In the rapidly evolving field of AI, extracting and reasoning about critical information from visual languages such as images, tables, and design drafts has long been a significant challenge. Traditional Retrieval-Augmented Generation (RAG) methods struggle with visually rich information, primarily due to their inability to effectively handle visual content like images and charts. Furthermore, existing visual RAG methods are limited by a fixed retrieval-generation process, hindering their ability to fully exploit the wealth of knowledge embedded within visual information.
To address these challenges, Tongyi Lab's Natural Language Intelligence Team has recently released and open-sourced VRAG-RL, a visual perception-driven multimodal RAG inference framework. This groundbreaking framework introduces a systematic innovation in three key dimensions: reinforcement learning-enabled multimodal agent training, visual perception mechanism design, and retrieval-reasoning collaborative optimization.
VRAG-RL incorporates a diverse range of visual perception actions, such as region selection, cropping, and scaling, enabling the model to gradually focus on information-dense areas from coarse to fine granularity. This coarse-to-fine perception approach not only enhances the model's understanding of visual information but also significantly improves retrieval efficiency.
During training, VRAG-RL employs a multi-expert sampling strategy that combines the reasoning capabilities of large-scale models with the precise annotation capabilities of expert models. This allows the model to learn more effective visual perception strategies. Additionally, its fine-grained reward mechanism integrates factors such as retrieval efficiency, pattern consistency, and generation quality, guiding the model to continuously optimize the retrieval and reasoning paths during interactions with search engines. This multi-dimensional reward mechanism achieves bidirectional driving of retrieval and reasoning, forming a closed-loop optimization.
VRAG-RL also introduces the industry-leading GRPO algorithm, which simulates real-world application scenarios by deploying a local search engine, achieving zero-cost search engine calls and more efficient model training. This training approach not only enhances the model's generalization ability but also enables it to excel in various domains and types of visual tasks.
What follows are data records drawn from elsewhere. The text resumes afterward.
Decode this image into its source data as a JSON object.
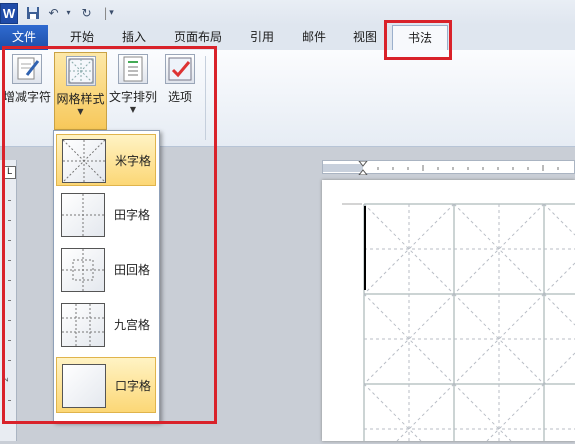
{
  "app": {
    "logo_letter": "W"
  },
  "tabs": [
    "文件",
    "开始",
    "插入",
    "页面布局",
    "引用",
    "邮件",
    "视图",
    "书法"
  ],
  "ribbon": {
    "buttons": [
      "增减字符",
      "网格样式",
      "文字排列",
      "选项"
    ]
  },
  "grid_styles": [
    "米字格",
    "田字格",
    "田回格",
    "九宫格",
    "口字格"
  ],
  "ruler": {
    "v_mark": "2",
    "corner": "L"
  },
  "colors": {
    "annotation_red": "#d9222a",
    "selected": "#fcd776",
    "file_tab": "#1d4fa8"
  }
}
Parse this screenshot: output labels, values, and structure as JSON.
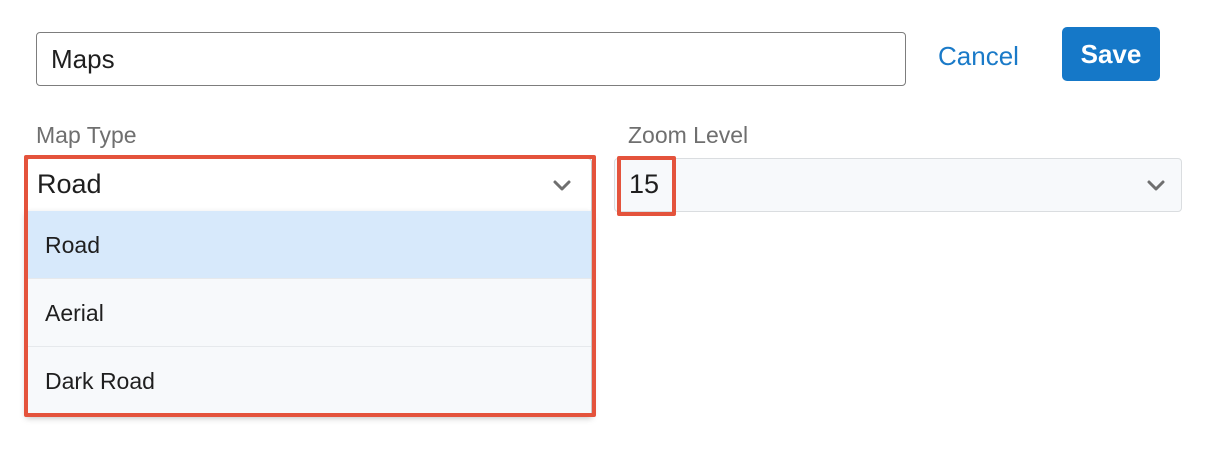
{
  "form": {
    "name_value": "Maps",
    "cancel_label": "Cancel",
    "save_label": "Save"
  },
  "map_type": {
    "label": "Map Type",
    "selected": "Road",
    "options": [
      "Road",
      "Aerial",
      "Dark Road"
    ]
  },
  "zoom_level": {
    "label": "Zoom Level",
    "selected": "15"
  },
  "icons": {
    "dropdown": "chevron-down-icon"
  },
  "colors": {
    "accent": "#1578c8",
    "link": "#1a7ac8",
    "highlight": "#e4533c",
    "option_selected_bg": "#d7e9fb"
  }
}
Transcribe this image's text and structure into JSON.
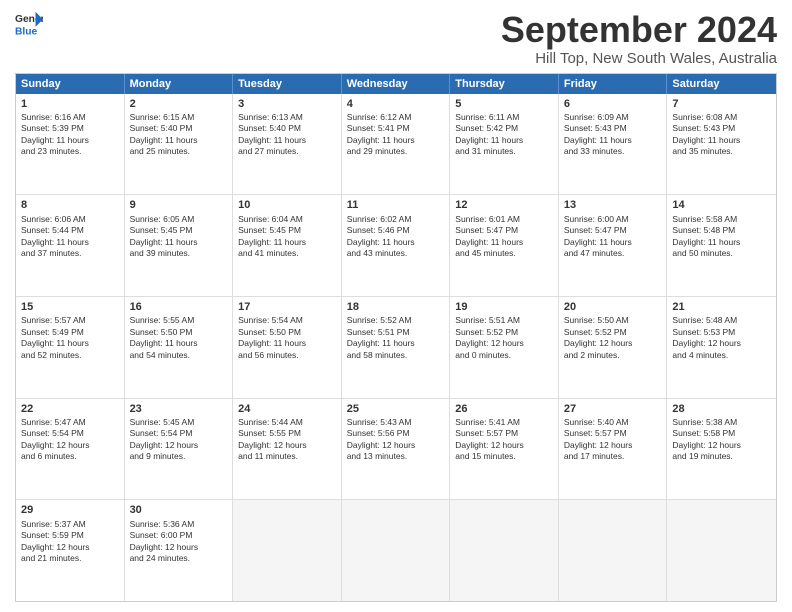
{
  "logo": {
    "line1": "General",
    "line2": "Blue"
  },
  "title": "September 2024",
  "location": "Hill Top, New South Wales, Australia",
  "headers": [
    "Sunday",
    "Monday",
    "Tuesday",
    "Wednesday",
    "Thursday",
    "Friday",
    "Saturday"
  ],
  "rows": [
    [
      {
        "day": "1",
        "text": "Sunrise: 6:16 AM\nSunset: 5:39 PM\nDaylight: 11 hours\nand 23 minutes."
      },
      {
        "day": "2",
        "text": "Sunrise: 6:15 AM\nSunset: 5:40 PM\nDaylight: 11 hours\nand 25 minutes."
      },
      {
        "day": "3",
        "text": "Sunrise: 6:13 AM\nSunset: 5:40 PM\nDaylight: 11 hours\nand 27 minutes."
      },
      {
        "day": "4",
        "text": "Sunrise: 6:12 AM\nSunset: 5:41 PM\nDaylight: 11 hours\nand 29 minutes."
      },
      {
        "day": "5",
        "text": "Sunrise: 6:11 AM\nSunset: 5:42 PM\nDaylight: 11 hours\nand 31 minutes."
      },
      {
        "day": "6",
        "text": "Sunrise: 6:09 AM\nSunset: 5:43 PM\nDaylight: 11 hours\nand 33 minutes."
      },
      {
        "day": "7",
        "text": "Sunrise: 6:08 AM\nSunset: 5:43 PM\nDaylight: 11 hours\nand 35 minutes."
      }
    ],
    [
      {
        "day": "8",
        "text": "Sunrise: 6:06 AM\nSunset: 5:44 PM\nDaylight: 11 hours\nand 37 minutes."
      },
      {
        "day": "9",
        "text": "Sunrise: 6:05 AM\nSunset: 5:45 PM\nDaylight: 11 hours\nand 39 minutes."
      },
      {
        "day": "10",
        "text": "Sunrise: 6:04 AM\nSunset: 5:45 PM\nDaylight: 11 hours\nand 41 minutes."
      },
      {
        "day": "11",
        "text": "Sunrise: 6:02 AM\nSunset: 5:46 PM\nDaylight: 11 hours\nand 43 minutes."
      },
      {
        "day": "12",
        "text": "Sunrise: 6:01 AM\nSunset: 5:47 PM\nDaylight: 11 hours\nand 45 minutes."
      },
      {
        "day": "13",
        "text": "Sunrise: 6:00 AM\nSunset: 5:47 PM\nDaylight: 11 hours\nand 47 minutes."
      },
      {
        "day": "14",
        "text": "Sunrise: 5:58 AM\nSunset: 5:48 PM\nDaylight: 11 hours\nand 50 minutes."
      }
    ],
    [
      {
        "day": "15",
        "text": "Sunrise: 5:57 AM\nSunset: 5:49 PM\nDaylight: 11 hours\nand 52 minutes."
      },
      {
        "day": "16",
        "text": "Sunrise: 5:55 AM\nSunset: 5:50 PM\nDaylight: 11 hours\nand 54 minutes."
      },
      {
        "day": "17",
        "text": "Sunrise: 5:54 AM\nSunset: 5:50 PM\nDaylight: 11 hours\nand 56 minutes."
      },
      {
        "day": "18",
        "text": "Sunrise: 5:52 AM\nSunset: 5:51 PM\nDaylight: 11 hours\nand 58 minutes."
      },
      {
        "day": "19",
        "text": "Sunrise: 5:51 AM\nSunset: 5:52 PM\nDaylight: 12 hours\nand 0 minutes."
      },
      {
        "day": "20",
        "text": "Sunrise: 5:50 AM\nSunset: 5:52 PM\nDaylight: 12 hours\nand 2 minutes."
      },
      {
        "day": "21",
        "text": "Sunrise: 5:48 AM\nSunset: 5:53 PM\nDaylight: 12 hours\nand 4 minutes."
      }
    ],
    [
      {
        "day": "22",
        "text": "Sunrise: 5:47 AM\nSunset: 5:54 PM\nDaylight: 12 hours\nand 6 minutes."
      },
      {
        "day": "23",
        "text": "Sunrise: 5:45 AM\nSunset: 5:54 PM\nDaylight: 12 hours\nand 9 minutes."
      },
      {
        "day": "24",
        "text": "Sunrise: 5:44 AM\nSunset: 5:55 PM\nDaylight: 12 hours\nand 11 minutes."
      },
      {
        "day": "25",
        "text": "Sunrise: 5:43 AM\nSunset: 5:56 PM\nDaylight: 12 hours\nand 13 minutes."
      },
      {
        "day": "26",
        "text": "Sunrise: 5:41 AM\nSunset: 5:57 PM\nDaylight: 12 hours\nand 15 minutes."
      },
      {
        "day": "27",
        "text": "Sunrise: 5:40 AM\nSunset: 5:57 PM\nDaylight: 12 hours\nand 17 minutes."
      },
      {
        "day": "28",
        "text": "Sunrise: 5:38 AM\nSunset: 5:58 PM\nDaylight: 12 hours\nand 19 minutes."
      }
    ],
    [
      {
        "day": "29",
        "text": "Sunrise: 5:37 AM\nSunset: 5:59 PM\nDaylight: 12 hours\nand 21 minutes."
      },
      {
        "day": "30",
        "text": "Sunrise: 5:36 AM\nSunset: 6:00 PM\nDaylight: 12 hours\nand 24 minutes."
      },
      {
        "day": "",
        "text": ""
      },
      {
        "day": "",
        "text": ""
      },
      {
        "day": "",
        "text": ""
      },
      {
        "day": "",
        "text": ""
      },
      {
        "day": "",
        "text": ""
      }
    ]
  ]
}
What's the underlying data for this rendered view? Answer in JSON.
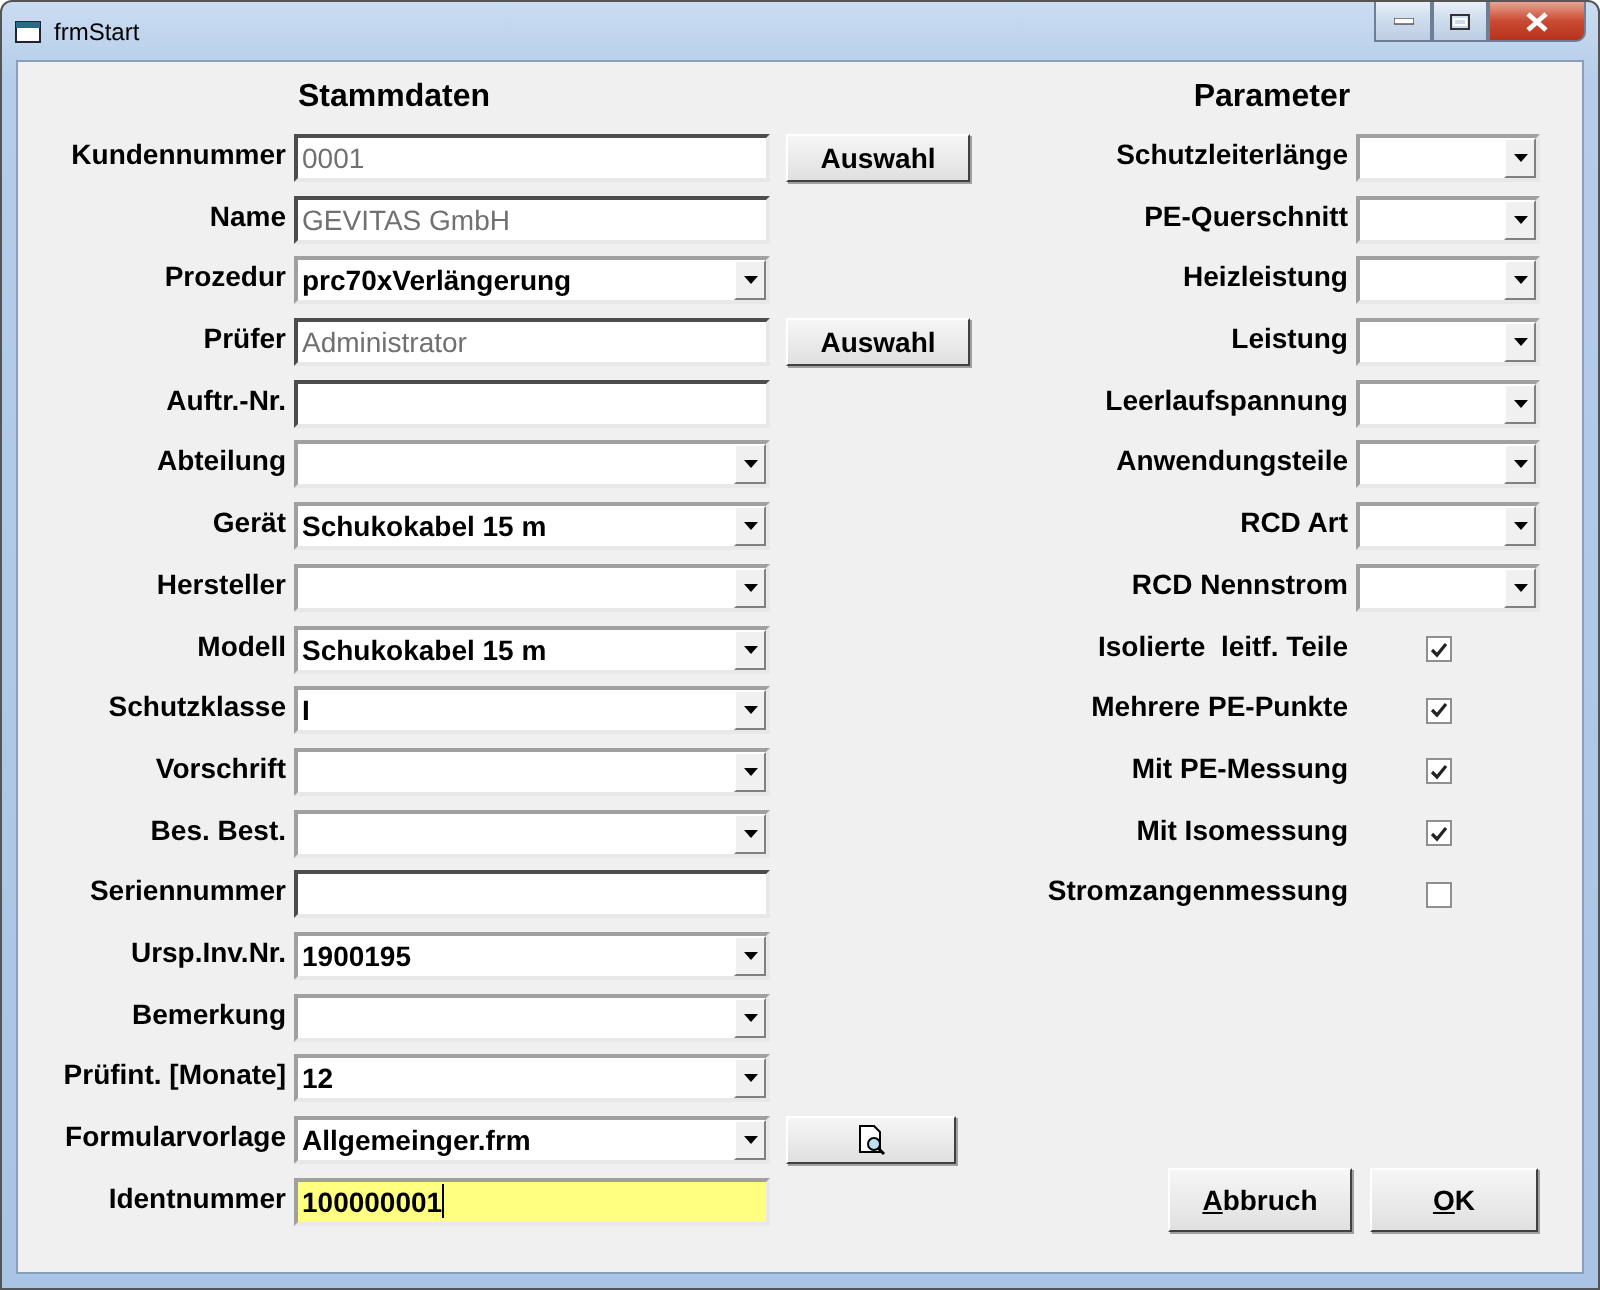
{
  "window": {
    "title": "frmStart"
  },
  "stammdaten": {
    "heading": "Stammdaten",
    "fields": [
      {
        "label": "Kundennummer",
        "kind": "text",
        "value": "0001",
        "locked": true,
        "action": {
          "kind": "text",
          "label": "Auswahl"
        }
      },
      {
        "label": "Name",
        "kind": "text",
        "value": "GEVITAS GmbH",
        "locked": true
      },
      {
        "label": "Prozedur",
        "kind": "combo",
        "value": "prc70xVerlängerung"
      },
      {
        "label": "Prüfer",
        "kind": "text",
        "value": "Administrator",
        "locked": true,
        "action": {
          "kind": "text",
          "label": "Auswahl"
        }
      },
      {
        "label": "Auftr.-Nr.",
        "kind": "text"
      },
      {
        "label": "Abteilung",
        "kind": "combo"
      },
      {
        "label": "Gerät",
        "kind": "combo",
        "value": "Schukokabel 15 m"
      },
      {
        "label": "Hersteller",
        "kind": "combo"
      },
      {
        "label": "Modell",
        "kind": "combo",
        "value": "Schukokabel 15 m"
      },
      {
        "label": "Schutzklasse",
        "kind": "combo",
        "value": "I"
      },
      {
        "label": "Vorschrift",
        "kind": "combo"
      },
      {
        "label": "Bes. Best.",
        "kind": "combo"
      },
      {
        "label": "Seriennummer",
        "kind": "text"
      },
      {
        "label": "Ursp.Inv.Nr.",
        "kind": "combo",
        "value": "1900195"
      },
      {
        "label": "Bemerkung",
        "kind": "combo"
      },
      {
        "label": "Prüfint. [Monate]",
        "kind": "combo",
        "value": "12"
      },
      {
        "label": "Formularvorlage",
        "kind": "combo",
        "value": "Allgemeinger.frm",
        "action": {
          "kind": "preview"
        }
      },
      {
        "label": "Identnummer",
        "kind": "text",
        "value": "100000001",
        "focused": true
      }
    ]
  },
  "parameter": {
    "heading": "Parameter",
    "fields": [
      {
        "label": "Schutzleiterlänge",
        "kind": "combo"
      },
      {
        "label": "PE-Querschnitt",
        "kind": "combo"
      },
      {
        "label": "Heizleistung",
        "kind": "combo"
      },
      {
        "label": "Leistung",
        "kind": "combo"
      },
      {
        "label": "Leerlaufspannung",
        "kind": "combo"
      },
      {
        "label": "Anwendungsteile",
        "kind": "combo"
      },
      {
        "label": "RCD Art",
        "kind": "combo"
      },
      {
        "label": "RCD Nennstrom",
        "kind": "combo"
      }
    ],
    "checks": [
      {
        "label": "Isolierte  leitf. Teile",
        "checked": true
      },
      {
        "label": "Mehrere PE-Punkte",
        "checked": true
      },
      {
        "label": "Mit PE-Messung",
        "checked": true
      },
      {
        "label": "Mit Isomessung",
        "checked": true
      },
      {
        "label": "Stromzangenmessung",
        "checked": false
      }
    ]
  },
  "buttons": [
    {
      "label": "Abbruch",
      "mnemonic": true
    },
    {
      "label": "OK",
      "mnemonic": true
    }
  ]
}
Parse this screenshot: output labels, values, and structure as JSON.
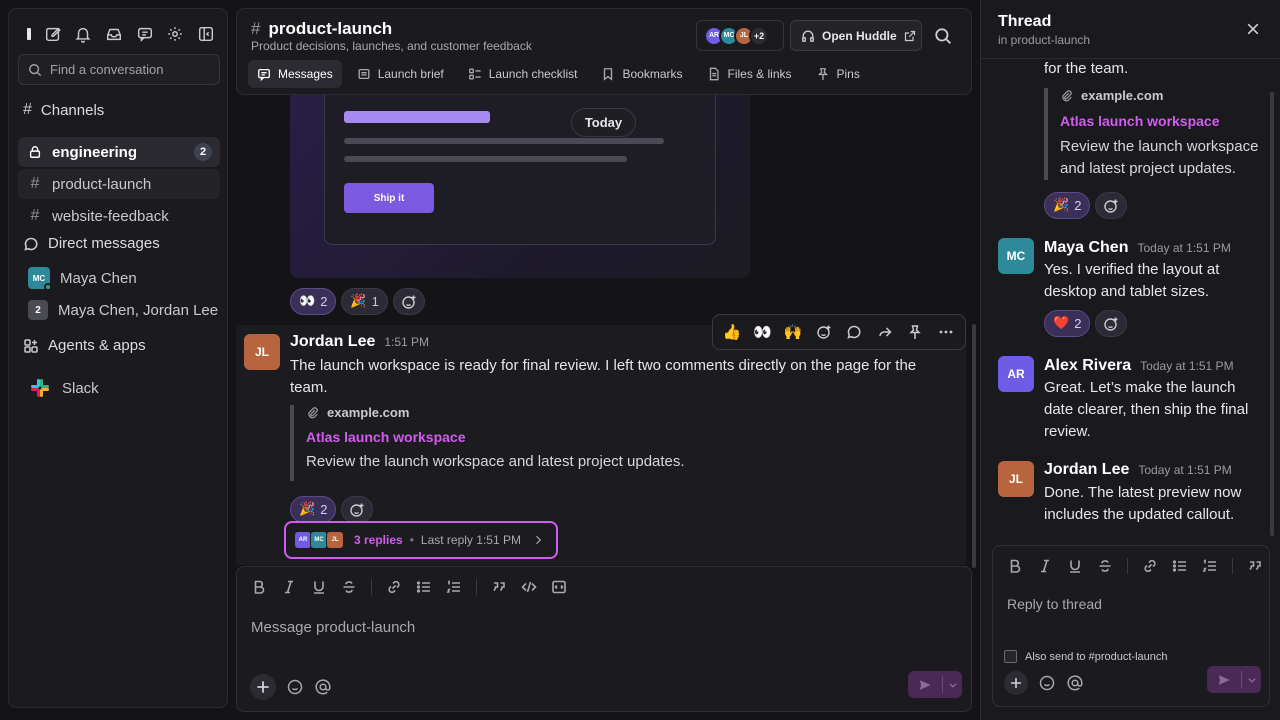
{
  "sidebar": {
    "search_placeholder": "Find a conversation",
    "channels_label": "Channels",
    "channels": [
      {
        "name": "engineering",
        "badge": "2"
      },
      {
        "name": "product-launch"
      },
      {
        "name": "website-feedback"
      }
    ],
    "dms_label": "Direct messages",
    "dms": [
      {
        "name": "Maya Chen",
        "initials": "MC"
      },
      {
        "name": "Maya Chen, Jordan Lee",
        "count": "2"
      }
    ],
    "agents_label": "Agents & apps",
    "apps": [
      {
        "name": "Slack"
      }
    ]
  },
  "header": {
    "channel_name": "product-launch",
    "description": "Product decisions, launches, and customer feedback",
    "member_avatars": [
      "AR",
      "MC",
      "JL"
    ],
    "member_more": "+2",
    "huddle_label": "Open Huddle",
    "tabs": [
      {
        "label": "Messages",
        "icon": "messages-icon",
        "active": true
      },
      {
        "label": "Launch brief",
        "icon": "document-icon"
      },
      {
        "label": "Launch checklist",
        "icon": "checklist-icon"
      },
      {
        "label": "Bookmarks",
        "icon": "bookmark-icon"
      },
      {
        "label": "Files & links",
        "icon": "file-icon"
      },
      {
        "label": "Pins",
        "icon": "pin-icon"
      }
    ]
  },
  "messages": {
    "today_label": "Today",
    "preview": {
      "button_label": "Ship it"
    },
    "prev_reactions": [
      {
        "emoji": "👀",
        "count": "2",
        "mine": true
      },
      {
        "emoji": "🎉",
        "count": "1"
      }
    ],
    "main": {
      "initials": "JL",
      "author": "Jordan Lee",
      "time": "1:51 PM",
      "text": "The launch workspace is ready for final review. I left two comments directly on the page for the team.",
      "unfurl": {
        "site": "example.com",
        "title": "Atlas launch workspace",
        "description": "Review the launch workspace and latest project updates."
      },
      "reactions": [
        {
          "emoji": "🎉",
          "count": "2",
          "mine": true
        }
      ],
      "replies": {
        "avatars": [
          "AR",
          "MC",
          "JL"
        ],
        "count": "3 replies",
        "separator": "•",
        "last_reply": "Last reply 1:51 PM"
      }
    },
    "toolbar": {
      "quick_reactions": [
        "👍",
        "👀",
        "🙌"
      ]
    }
  },
  "composer": {
    "placeholder": "Message product-launch"
  },
  "thread": {
    "title": "Thread",
    "subtitle": "in product-launch",
    "parent_tail": "for the team.",
    "parent_unfurl": {
      "site": "example.com",
      "title": "Atlas launch workspace",
      "description": "Review the launch workspace and latest project updates."
    },
    "parent_reactions": [
      {
        "emoji": "🎉",
        "count": "2",
        "mine": true
      }
    ],
    "replies": [
      {
        "initials": "MC",
        "author": "Maya Chen",
        "time": "Today at 1:51 PM",
        "text": "Yes. I verified the layout at desktop and tablet sizes.",
        "reaction": {
          "emoji": "❤️",
          "count": "2"
        }
      },
      {
        "initials": "AR",
        "author": "Alex Rivera",
        "time": "Today at 1:51 PM",
        "text": "Great. Let’s make the launch date clearer, then ship the final review."
      },
      {
        "initials": "JL",
        "author": "Jordan Lee",
        "time": "Today at 1:51 PM",
        "text": "Done. The latest preview now includes the updated callout."
      }
    ],
    "composer_placeholder": "Reply to thread",
    "also_send": "Also send to #product-launch"
  },
  "colors": {
    "accent": "#d35cf0",
    "avatar_ar": "#6e5ce6",
    "avatar_mc": "#2e8a9a",
    "avatar_jl": "#b8643f"
  }
}
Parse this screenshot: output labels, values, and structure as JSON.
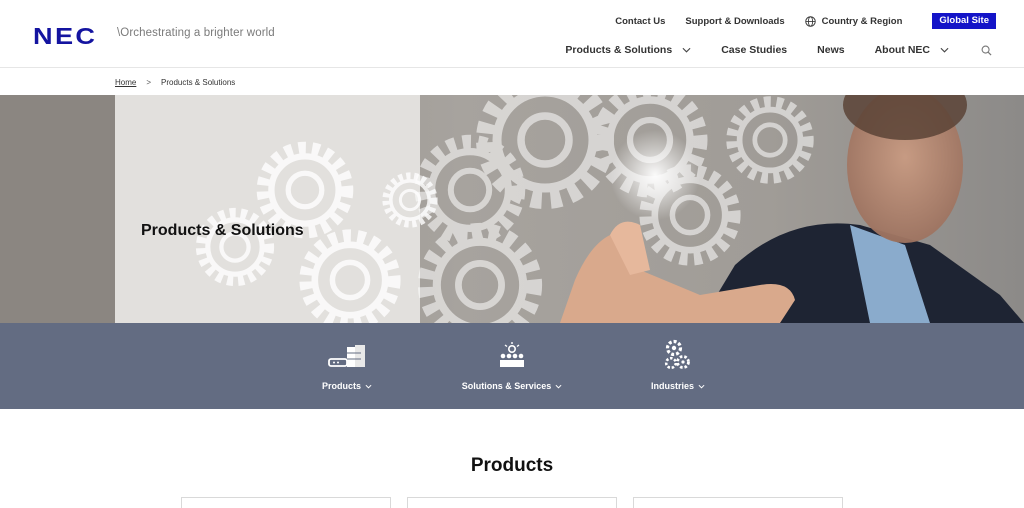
{
  "header": {
    "logo": "NEC",
    "tagline": "\\Orchestrating a brighter world",
    "utility": {
      "contact": "Contact Us",
      "support": "Support & Downloads",
      "region": "Country & Region",
      "global_site": "Global Site"
    },
    "nav": {
      "products_solutions": "Products & Solutions",
      "case_studies": "Case Studies",
      "news": "News",
      "about": "About NEC"
    }
  },
  "breadcrumb": {
    "home": "Home",
    "separator": ">",
    "current": "Products & Solutions"
  },
  "hero": {
    "title": "Products & Solutions"
  },
  "categories": [
    {
      "label": "Products",
      "icon": "products-icon"
    },
    {
      "label": "Solutions & Services",
      "icon": "solutions-icon"
    },
    {
      "label": "Industries",
      "icon": "industries-icon"
    }
  ],
  "main": {
    "heading": "Products"
  },
  "colors": {
    "brand": "#1414a0",
    "global_button": "#1414c8",
    "band": "#636c82"
  }
}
Experimental results demonstrate that VRAG-RL has achieved significantly better performance than existing methods on multiple visual language benchmark datasets, covering task types from single-hop to multi-hop reasoning, pure text understanding, chart recognition, and complex layout parsing in visually rich scenarios. VRAG-RL outperforms both traditional prompt-based methods and reinforcement learning-based methods, showcasing its superior comprehensive performance.
Moreover, VRAG-RL supports multi-round interactions, allowing it to gradually focus on information-dense areas during the reasoning stage, achieving coarse-to-fine information acquisition. By optimizing retrieval efficiency and reasoning paths, this method significantly enhances the model's performance on visual tasks while maintaining high efficiency.
The VRAG-RL framework is now available on Github: github.com/Alibaba-NLP/VRAG, providing a powerful tool for AI researchers and developers to tackle complex visual reasoning challenges and unlock new possibilities in the field.